I tried the following command RepeatMasker -pa 32 S5.fa
, and it starts off great. Then just after the refining SINE/ALU step, I get the "can't fork" error and it dies. I'm running this on a C3.8Xlarge and using Ubuntu. I tried -pa 16
, 10
, 8
, and 6
. Now at 6 I'm able to proceed, and I've switched from a C3.8Xlarge to a r3.2xlarge. I'm 50 batches in to 5000, and no fork error yet.
Any thoughts on why I'm limited to 6 processors? I'm beyond excited to bump up my analysis speed 6x, but I'm also worried that a few hours in I'll get a fork error and have to start from scratch using the standard settings.

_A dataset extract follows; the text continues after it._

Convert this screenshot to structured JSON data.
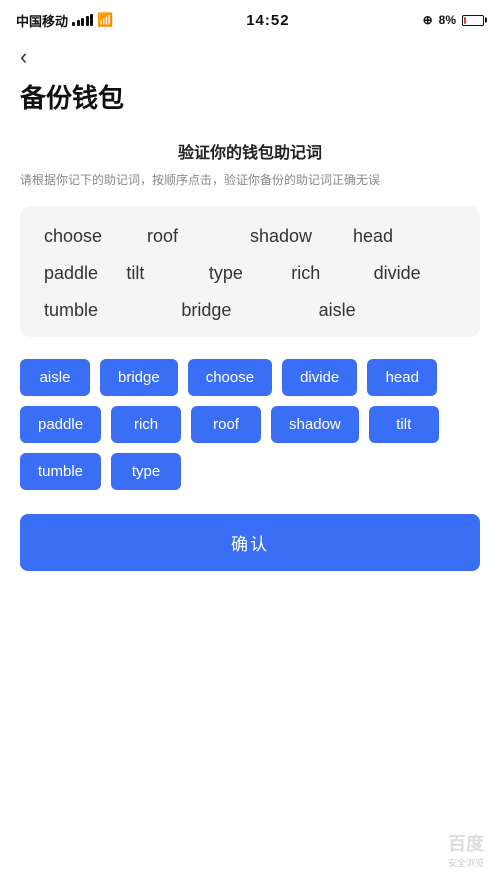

According to top I'm using between 50-70% Cpu and ~13.2% memory
What do you mean by "huge files" are being used? A draft assembly with thousands of scaffolds, or is it millions of unassembled WGS reads?
Sorry I wasn't more explicit, I'm very new to NGS. I've basically taken a miseq run, trimmed adaptors, converted from fastq to fasta, and am running the fasta through repeatmasker. So ~ 2 million sequences or so.
And the reads were SE 150, so running around ~130 with adaptors trimmed
Thanks for the information, I wanted to make sure before I answered.